I am satisfied that the significant and comprehensive service developments that have taken place or are currently planned for the Waterford-Wexford mental health service area as a whole will ensure the provision of quality and patient focused mental health care across the region. In light of this, there are no plans at present to provide the type of service suggested by the Deputy.

It is not my job to be dissatisfied. The services the Minister of State is talking about may reap rewards in the future. I hope they will. I was contacted recently by a woman who lives five minutes away from me. She told me that her 24 year old son tried to take his own life in late October 2015, which was his second attempt in four years. He slit his wrists and came very close to bleeding out. He was brought to Wexford General Hospital by ambulance. A few hours later, the hospital telephoned Christine and told her she would have to take Shane to St. Vincent's for surgery because he had severed two nerves in his wrist. At St. Vincent's they had to wait five hours on a trolley in A&E before he was seen. They carried out the surgery there but would not admit him to the psychiatric unit because he is from Wexford and outside the catchment area. As Shane has been diagnosed with a personality disorder, he is not deemed to be a threat to himself and is excluded from involuntary admission to treatment under the Mental Health Act. The psychiatrist at University Hospital Waterford said he does not need antidepressants.

Things are a little bit more difficult in Wexford than the Minister of State realises. I am not saying that she should realise it as it is difficult for her to know everything that goes on in the country. Wexford is the third most disadvantaged county in the country at the moment. We have 22% unemployment and the second highest suicide rate. In the short term, a 24-hour acute unit would meet many of the concerns of the people I have been talking to until the services the Minister of State has put in place are working better.

On suicide prevention, aftercare and the process when people are in crisis, Wexford is now providing 12,000 counselling hours and has received additional funding. In addition, the suicide crisis assessment nurse service, SCAN, in Wexford is a skilled mental health nursing service for primary care.
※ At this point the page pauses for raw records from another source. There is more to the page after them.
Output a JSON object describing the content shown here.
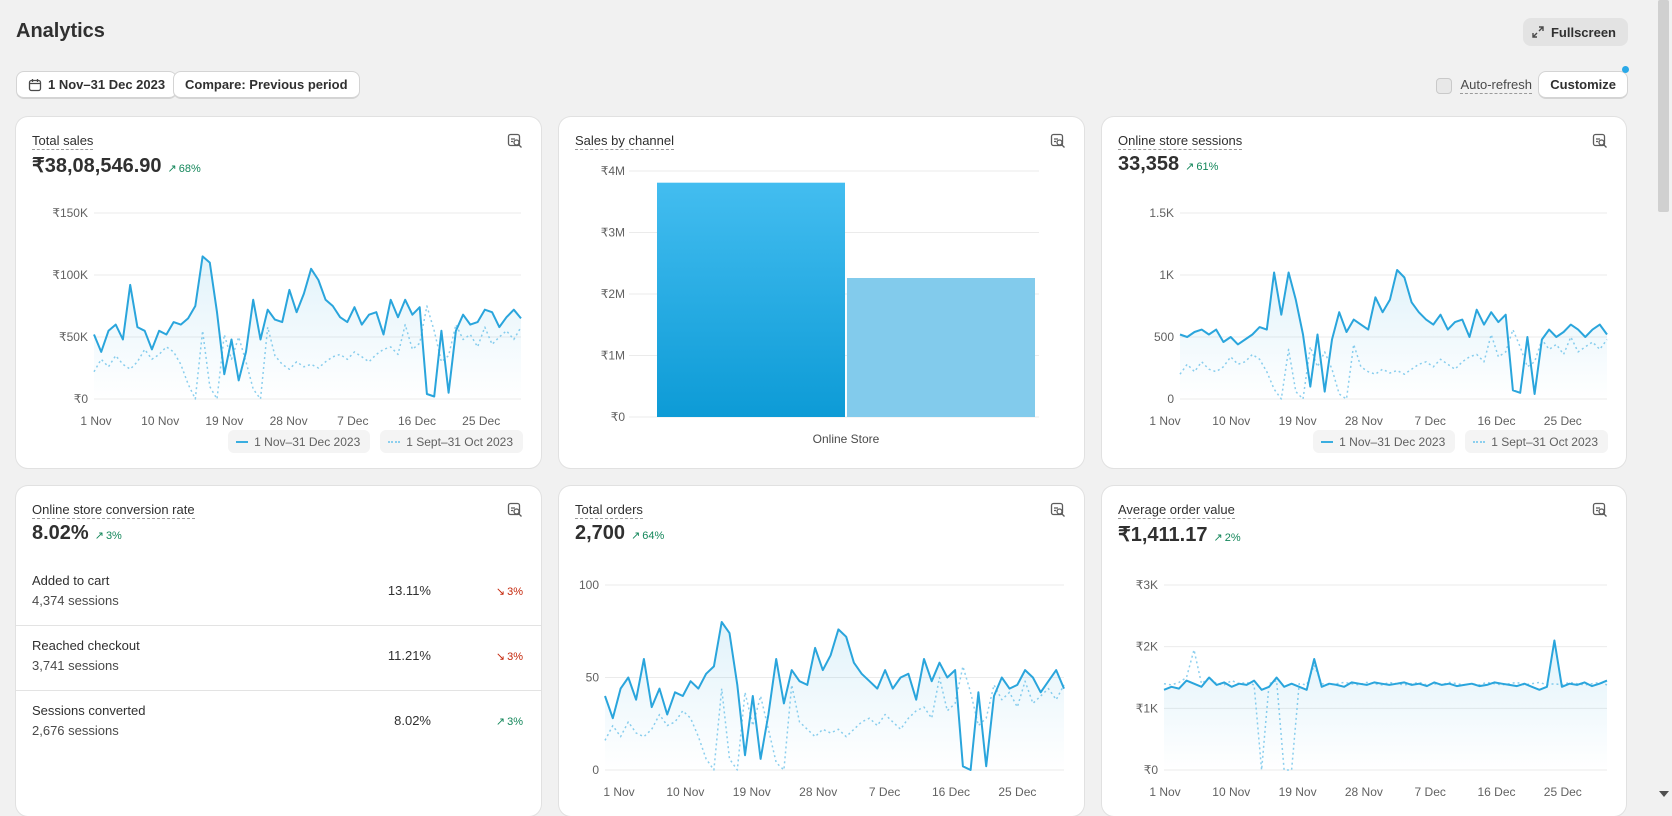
{
  "page": {
    "title": "Analytics",
    "fullscreen_label": "Fullscreen"
  },
  "toolbar": {
    "date_range": "1 Nov–31 Dec 2023",
    "compare_label": "Compare: Previous period",
    "auto_refresh_label": "Auto-refresh",
    "auto_refresh_checked": false,
    "customize_label": "Customize"
  },
  "legend": {
    "current": "1 Nov–31 Dec 2023",
    "previous": "1 Sept–31 Oct 2023"
  },
  "colors": {
    "accent": "#2aa5dc",
    "positive": "#14875b",
    "negative": "#c5280c",
    "bar_primary": "#1aa6e0",
    "bar_secondary": "#82cbec"
  },
  "cards": {
    "total_sales": {
      "title": "Total sales",
      "value": "₹38,08,546.90",
      "delta": "68%",
      "delta_direction": "up"
    },
    "sales_by_channel": {
      "title": "Sales by channel"
    },
    "sessions": {
      "title": "Online store sessions",
      "value": "33,358",
      "delta": "61%",
      "delta_direction": "up"
    },
    "conversion": {
      "title": "Online store conversion rate",
      "value": "8.02%",
      "delta": "3%",
      "rows": [
        {
          "label": "Added to cart",
          "sub": "4,374 sessions",
          "rate": "13.11%",
          "delta": "3%",
          "direction": "down"
        },
        {
          "label": "Reached checkout",
          "sub": "3,741 sessions",
          "rate": "11.21%",
          "delta": "3%",
          "direction": "down"
        },
        {
          "label": "Sessions converted",
          "sub": "2,676 sessions",
          "rate": "8.02%",
          "delta": "3%",
          "direction": "up"
        }
      ]
    },
    "orders": {
      "title": "Total orders",
      "value": "2,700",
      "delta": "64%",
      "delta_direction": "up"
    },
    "aov": {
      "title": "Average order value",
      "value": "₹1,411.17",
      "delta": "2%",
      "delta_direction": "up"
    }
  },
  "chart_data": [
    {
      "id": "total_sales",
      "type": "line",
      "x_ticks": [
        "1 Nov",
        "10 Nov",
        "19 Nov",
        "28 Nov",
        "7 Dec",
        "16 Dec",
        "25 Dec"
      ],
      "y_ticks": [
        "₹0",
        "₹50K",
        "₹100K",
        "₹150K"
      ],
      "ylim": [
        0,
        150000
      ],
      "series": [
        {
          "name": "1 Nov–31 Dec 2023",
          "style": "solid",
          "values": [
            52000,
            38000,
            55000,
            60000,
            48000,
            92000,
            58000,
            55000,
            40000,
            55000,
            52000,
            62000,
            60000,
            65000,
            75000,
            115000,
            110000,
            70000,
            20000,
            48000,
            15000,
            38000,
            80000,
            48000,
            72000,
            64000,
            62000,
            88000,
            70000,
            85000,
            105000,
            96000,
            80000,
            75000,
            66000,
            62000,
            74000,
            60000,
            68000,
            70000,
            52000,
            80000,
            66000,
            80000,
            68000,
            74000,
            4000,
            2000,
            55000,
            5000,
            55000,
            68000,
            60000,
            62000,
            72000,
            70000,
            58000,
            66000,
            72000,
            65000
          ]
        },
        {
          "name": "1 Sept–31 Oct 2023",
          "style": "dotted",
          "values": [
            22000,
            32000,
            26000,
            35000,
            28000,
            24000,
            30000,
            40000,
            32000,
            36000,
            42000,
            38000,
            28000,
            12000,
            0,
            55000,
            10000,
            0,
            52000,
            32000,
            50000,
            30000,
            8000,
            0,
            58000,
            35000,
            28000,
            24000,
            30000,
            26000,
            28000,
            25000,
            30000,
            34000,
            36000,
            32000,
            38000,
            34000,
            30000,
            36000,
            40000,
            42000,
            36000,
            60000,
            40000,
            45000,
            75000,
            55000,
            30000,
            35000,
            60000,
            48000,
            52000,
            42000,
            58000,
            44000,
            50000,
            55000,
            48000,
            58000
          ]
        }
      ]
    },
    {
      "id": "sales_by_channel",
      "type": "bar",
      "categories": [
        "Online Store"
      ],
      "series": [
        {
          "name": "1 Nov–31 Dec 2023",
          "values": [
            3810000
          ]
        },
        {
          "name": "1 Sept–31 Oct 2023",
          "values": [
            2260000
          ]
        }
      ],
      "y_ticks": [
        "₹0",
        "₹1M",
        "₹2M",
        "₹3M",
        "₹4M"
      ],
      "ylim": [
        0,
        4000000
      ]
    },
    {
      "id": "sessions",
      "type": "line",
      "x_ticks": [
        "1 Nov",
        "10 Nov",
        "19 Nov",
        "28 Nov",
        "7 Dec",
        "16 Dec",
        "25 Dec"
      ],
      "y_ticks": [
        "0",
        "500",
        "1K",
        "1.5K"
      ],
      "ylim": [
        0,
        1500
      ],
      "series": [
        {
          "name": "1 Nov–31 Dec 2023",
          "style": "solid",
          "values": [
            520,
            500,
            540,
            560,
            520,
            560,
            460,
            500,
            440,
            480,
            520,
            580,
            560,
            1020,
            680,
            1020,
            800,
            520,
            100,
            520,
            60,
            480,
            700,
            540,
            640,
            600,
            560,
            820,
            700,
            800,
            1040,
            980,
            780,
            700,
            640,
            600,
            680,
            560,
            620,
            640,
            500,
            720,
            600,
            700,
            620,
            680,
            70,
            50,
            500,
            40,
            480,
            560,
            500,
            540,
            600,
            560,
            500,
            560,
            600,
            520
          ]
        },
        {
          "name": "1 Sept–31 Oct 2023",
          "style": "dotted",
          "values": [
            200,
            280,
            220,
            300,
            240,
            220,
            260,
            340,
            280,
            300,
            360,
            320,
            220,
            80,
            0,
            400,
            60,
            0,
            420,
            260,
            380,
            240,
            40,
            0,
            440,
            260,
            220,
            200,
            240,
            210,
            230,
            200,
            240,
            280,
            300,
            260,
            320,
            280,
            240,
            300,
            340,
            360,
            300,
            520,
            340,
            380,
            560,
            420,
            260,
            300,
            480,
            400,
            440,
            360,
            500,
            380,
            420,
            460,
            400,
            480
          ]
        }
      ]
    },
    {
      "id": "orders",
      "type": "line",
      "x_ticks": [
        "1 Nov",
        "10 Nov",
        "19 Nov",
        "28 Nov",
        "7 Dec",
        "16 Dec",
        "25 Dec"
      ],
      "y_ticks": [
        "0",
        "50",
        "100"
      ],
      "ylim": [
        0,
        100
      ],
      "series": [
        {
          "name": "1 Nov–31 Dec 2023",
          "style": "solid",
          "values": [
            40,
            28,
            44,
            50,
            38,
            60,
            34,
            44,
            30,
            42,
            40,
            48,
            44,
            52,
            56,
            80,
            74,
            46,
            8,
            40,
            6,
            30,
            60,
            36,
            54,
            48,
            46,
            66,
            54,
            62,
            76,
            72,
            58,
            52,
            48,
            44,
            54,
            44,
            50,
            52,
            38,
            60,
            48,
            58,
            50,
            54,
            2,
            0,
            42,
            2,
            40,
            50,
            44,
            46,
            54,
            50,
            42,
            48,
            54,
            44
          ]
        },
        {
          "name": "1 Sept–31 Oct 2023",
          "style": "dotted",
          "values": [
            16,
            24,
            18,
            26,
            20,
            18,
            22,
            30,
            24,
            26,
            32,
            28,
            18,
            6,
            0,
            44,
            6,
            0,
            42,
            24,
            40,
            22,
            4,
            0,
            46,
            26,
            22,
            18,
            22,
            20,
            22,
            18,
            22,
            26,
            28,
            24,
            30,
            26,
            22,
            28,
            32,
            34,
            28,
            50,
            32,
            36,
            56,
            42,
            24,
            28,
            46,
            38,
            42,
            34,
            48,
            36,
            40,
            44,
            38,
            46
          ]
        }
      ]
    },
    {
      "id": "aov",
      "type": "line",
      "x_ticks": [
        "1 Nov",
        "10 Nov",
        "19 Nov",
        "28 Nov",
        "7 Dec",
        "16 Dec",
        "25 Dec"
      ],
      "y_ticks": [
        "₹0",
        "₹1K",
        "₹2K",
        "₹3K"
      ],
      "ylim": [
        0,
        3000
      ],
      "series": [
        {
          "name": "1 Nov–31 Dec 2023",
          "style": "solid",
          "values": [
            1300,
            1350,
            1320,
            1450,
            1400,
            1350,
            1500,
            1380,
            1420,
            1350,
            1400,
            1380,
            1450,
            1300,
            1350,
            1500,
            1350,
            1400,
            1350,
            1300,
            1800,
            1350,
            1400,
            1380,
            1350,
            1420,
            1400,
            1380,
            1420,
            1400,
            1380,
            1400,
            1420,
            1380,
            1400,
            1360,
            1420,
            1380,
            1400,
            1360,
            1380,
            1400,
            1360,
            1380,
            1420,
            1400,
            1380,
            1360,
            1400,
            1350,
            1300,
            1350,
            2100,
            1350,
            1400,
            1380,
            1420,
            1360,
            1400,
            1450
          ]
        },
        {
          "name": "1 Sept–31 Oct 2023",
          "style": "dotted",
          "values": [
            1400,
            1380,
            1420,
            1500,
            1950,
            1400,
            1500,
            1400,
            1380,
            1450,
            1400,
            1420,
            1380,
            0,
            1400,
            1450,
            0,
            0,
            1400,
            1380,
            1700,
            1400,
            1380,
            1400,
            1420,
            1400,
            1380,
            1420,
            1400,
            1380,
            1420,
            1400,
            1380,
            1400,
            1420,
            1380,
            1400,
            1380,
            1420,
            1400,
            1380,
            1400,
            1380,
            1420,
            1400,
            1380,
            1400,
            1420,
            1380,
            1400,
            1420,
            1380,
            1400,
            1380,
            1420,
            1400,
            1380,
            1400,
            1420,
            1380
          ]
        }
      ]
    }
  ]
}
As the Deputy knows, primary care is provided on a 24-hour basis. It provides an accessible and quick response to GP requests for a timely assessment of those in suicide or self harm distress.

One of the areas I have concerns about is why people with a mental health difficulty have to come through A&E. Clearly, if they have a physical injury, it has to be assessed and put right. One of the things we will look at is the number of beds - whether it is the right number, whether we should have more or fewer beds and how people get admissions to an acute unit.

All these issues will be dealt with by the new group.